"Silhouette", d'Arvo Pärt, séduit par son lyrisme raffiné

Marie-Aude Roux
Le Monde
06.11.10

L
e compositeur estonien Arvo Pärt, né à Paide, le 11 septembre 1935, est à l'honneur en cet automne, qui voit fêter ses 75 ans. La longue et mince silhouette à la barbe de pope s'est fait connaître chez nous au début des années 1980, date à laquelle Pärt quitte l'Estonie pour s'installer à Vienne puis à Berlin. Les musiques de film de celui qui est le compositeur vivant le plus enregistré aujourd'hui sont dans bien des oreilles : Les Amants du Pont-Neuf, La Chambre des officiers, There Will Be Blood...

Créateur protéiforme, Arvo Pärt a tout essayé - les techniques sérielles, l'aléatoire, le collage citationnel, les polyphonies de la Renaissance - avant de trouver sa voie propre, celle d'un langage minimaliste et épuré, qui passe par la tentation spirituelle (en témoignent ses nombreuses oeuvres religieuses) et une recherche particulière des timbres. Un style qu'il a appelé "Tintinnabuli", inspiré du nom de la clochette que l'on accrochait au Moyen Age aux orgues portatives.

C'est pour l'Orchestre de Paris et plus encore pour son compatriote, le chef d'orchestre Paavo Järvi, qui en est le directeur musical depuis le début de la saison, que Pärt a écrit Silhouette. Cet hommage à Gustave Eiffel pour orchestre à cordes et percussions a été créé jeudi 4 novembre, Salle Pleyel, à Paris. En 1968, Credo, oeuvre orchestrale composée par Arvo Pärt, avait été interdite par le régime soviétique, mais néanmoins jouée par le père de Paavo Järvi, Neeme Järvi. Ce qui avait valu à toute la famille Järvi de devoir s'expatrier aux Etats-Unis. Silhouette est une oeuvre séduisante, au lyrisme raffiné, qui mêle sourds râles de gongs et courts éclats de glockenspiel avant de déployer une manière de valse lente aux cordes, parfois comme évidée par le passage de l'archet au pizzicato.

Cela faisait quinze ans que la pianiste russe Elisabeth Leonskaja n'avait pas joué avec l'Orchestre de Paris. Lors de la soirée, le Concerto pour piano en la mineur de Grieg aura consacré le retour de "la dernière grande dame de l'école soviétique", un piano carré et sans fioritures, puissant et vigoureux, mais capable d'impalpables finesses (comme le prouvera le clair-obscur d'un "Adagio" de la Sonate en fa majeur de Mozart joué en bis).
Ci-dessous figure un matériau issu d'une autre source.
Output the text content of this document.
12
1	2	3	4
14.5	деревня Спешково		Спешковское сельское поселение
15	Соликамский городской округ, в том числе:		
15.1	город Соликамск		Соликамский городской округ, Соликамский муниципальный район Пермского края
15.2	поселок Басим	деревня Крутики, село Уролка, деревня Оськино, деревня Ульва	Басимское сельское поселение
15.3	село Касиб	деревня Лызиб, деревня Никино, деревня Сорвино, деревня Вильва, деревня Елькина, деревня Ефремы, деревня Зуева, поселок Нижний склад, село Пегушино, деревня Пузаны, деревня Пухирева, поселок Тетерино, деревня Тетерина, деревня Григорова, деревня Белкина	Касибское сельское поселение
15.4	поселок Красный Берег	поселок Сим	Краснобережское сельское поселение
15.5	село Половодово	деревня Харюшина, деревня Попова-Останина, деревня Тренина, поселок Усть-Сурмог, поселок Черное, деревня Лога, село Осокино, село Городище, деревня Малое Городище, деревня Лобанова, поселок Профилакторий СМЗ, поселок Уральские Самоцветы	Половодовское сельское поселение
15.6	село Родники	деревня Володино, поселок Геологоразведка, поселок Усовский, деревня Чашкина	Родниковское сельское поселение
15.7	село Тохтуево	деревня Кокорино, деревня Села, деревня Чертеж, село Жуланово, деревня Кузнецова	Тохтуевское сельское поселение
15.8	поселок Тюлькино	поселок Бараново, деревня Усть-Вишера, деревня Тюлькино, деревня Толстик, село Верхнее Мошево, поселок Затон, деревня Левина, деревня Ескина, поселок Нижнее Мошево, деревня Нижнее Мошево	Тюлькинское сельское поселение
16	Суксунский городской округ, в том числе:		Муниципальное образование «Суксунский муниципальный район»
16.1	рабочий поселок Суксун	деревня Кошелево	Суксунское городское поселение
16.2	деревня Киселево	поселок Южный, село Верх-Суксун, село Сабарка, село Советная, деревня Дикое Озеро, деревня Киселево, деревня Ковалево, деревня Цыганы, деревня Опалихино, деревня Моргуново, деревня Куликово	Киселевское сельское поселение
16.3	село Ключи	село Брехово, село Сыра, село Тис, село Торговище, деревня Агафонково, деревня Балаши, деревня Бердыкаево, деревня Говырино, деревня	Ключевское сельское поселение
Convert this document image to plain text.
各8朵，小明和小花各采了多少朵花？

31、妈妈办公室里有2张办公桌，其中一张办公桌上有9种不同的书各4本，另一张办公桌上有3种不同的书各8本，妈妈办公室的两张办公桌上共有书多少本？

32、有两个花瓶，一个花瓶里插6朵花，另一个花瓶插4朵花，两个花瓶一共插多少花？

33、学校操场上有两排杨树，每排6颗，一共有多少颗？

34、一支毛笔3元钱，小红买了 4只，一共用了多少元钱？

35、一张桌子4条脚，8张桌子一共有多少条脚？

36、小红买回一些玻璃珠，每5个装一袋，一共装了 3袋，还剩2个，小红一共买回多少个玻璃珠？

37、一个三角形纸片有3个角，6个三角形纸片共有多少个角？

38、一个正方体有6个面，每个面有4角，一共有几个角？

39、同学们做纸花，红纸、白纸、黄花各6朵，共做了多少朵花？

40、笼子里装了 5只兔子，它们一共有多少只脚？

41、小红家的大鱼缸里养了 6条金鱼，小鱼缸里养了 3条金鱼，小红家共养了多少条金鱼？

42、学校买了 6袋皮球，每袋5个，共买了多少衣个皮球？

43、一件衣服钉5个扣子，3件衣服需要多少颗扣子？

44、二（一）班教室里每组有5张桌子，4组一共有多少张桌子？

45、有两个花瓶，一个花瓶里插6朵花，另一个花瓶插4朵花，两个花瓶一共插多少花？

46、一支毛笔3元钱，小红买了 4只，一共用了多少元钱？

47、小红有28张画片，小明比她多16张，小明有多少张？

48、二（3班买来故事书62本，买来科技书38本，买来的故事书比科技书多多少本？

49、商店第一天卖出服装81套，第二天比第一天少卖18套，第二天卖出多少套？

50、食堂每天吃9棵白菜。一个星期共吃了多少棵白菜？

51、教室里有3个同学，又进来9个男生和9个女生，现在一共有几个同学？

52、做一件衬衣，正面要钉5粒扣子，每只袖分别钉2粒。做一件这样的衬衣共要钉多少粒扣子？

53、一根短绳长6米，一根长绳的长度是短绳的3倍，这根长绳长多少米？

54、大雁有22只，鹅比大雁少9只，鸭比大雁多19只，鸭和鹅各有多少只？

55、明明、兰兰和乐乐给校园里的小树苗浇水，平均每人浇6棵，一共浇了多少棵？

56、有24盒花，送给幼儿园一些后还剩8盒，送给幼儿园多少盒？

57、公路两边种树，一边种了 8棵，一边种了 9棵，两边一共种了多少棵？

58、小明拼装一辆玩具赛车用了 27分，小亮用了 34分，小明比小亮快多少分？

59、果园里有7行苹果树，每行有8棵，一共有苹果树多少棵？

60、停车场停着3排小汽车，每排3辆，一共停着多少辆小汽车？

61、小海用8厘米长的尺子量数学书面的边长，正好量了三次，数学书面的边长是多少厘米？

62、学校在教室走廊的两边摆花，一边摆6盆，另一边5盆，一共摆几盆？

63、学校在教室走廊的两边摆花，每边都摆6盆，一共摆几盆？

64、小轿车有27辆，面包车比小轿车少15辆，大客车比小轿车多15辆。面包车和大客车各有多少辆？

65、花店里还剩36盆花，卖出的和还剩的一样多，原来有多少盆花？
Ce concert "100 % nordique" s'est terminé par une éblouissante Symphonie n° 2 en ré majeur de Sibelius, dirigée par un Paavo Järvi très à l'aise et visiblement en terrain d'affinités électives.


Création française de la "Symphonie nº 4", Orchestre de Paris, le 10 novembre à 20 heures, au Théâtre du Châtelet. Tél. : 01-40-28-28-40. De 10 € à 20 €.

Intégrale Musiques du Nord : Sibelieus, Grieg, 13 novembre à 20 h 30 (Orchestre de Paris sous la direction de Paavo Järvi) et Arvo Pärt (Lumières de la Baltique), 14 novembre à 17 heures (Ensemble de Basse-Normandie) au Théâtre de Caen. Tél. : 02-31-30-48-00. De 6 à 45 €. Création française de "In Spe", par les Solistes de Moscou, le 21 novembre à 17 h 30, à l'Espace Philippe-Auguste de Vernon (tél. : 02-32-64-53-16). De 8 € à 19 €. Concert du 4 novembre sur Liveweb.arte.tv.

Disque : "Symphonie no 4" d'Arvo Pärt, par l'Orchestre philharmonique de Los Angeles, Esa-Pekka Salonen (direction), 1 CD ECM.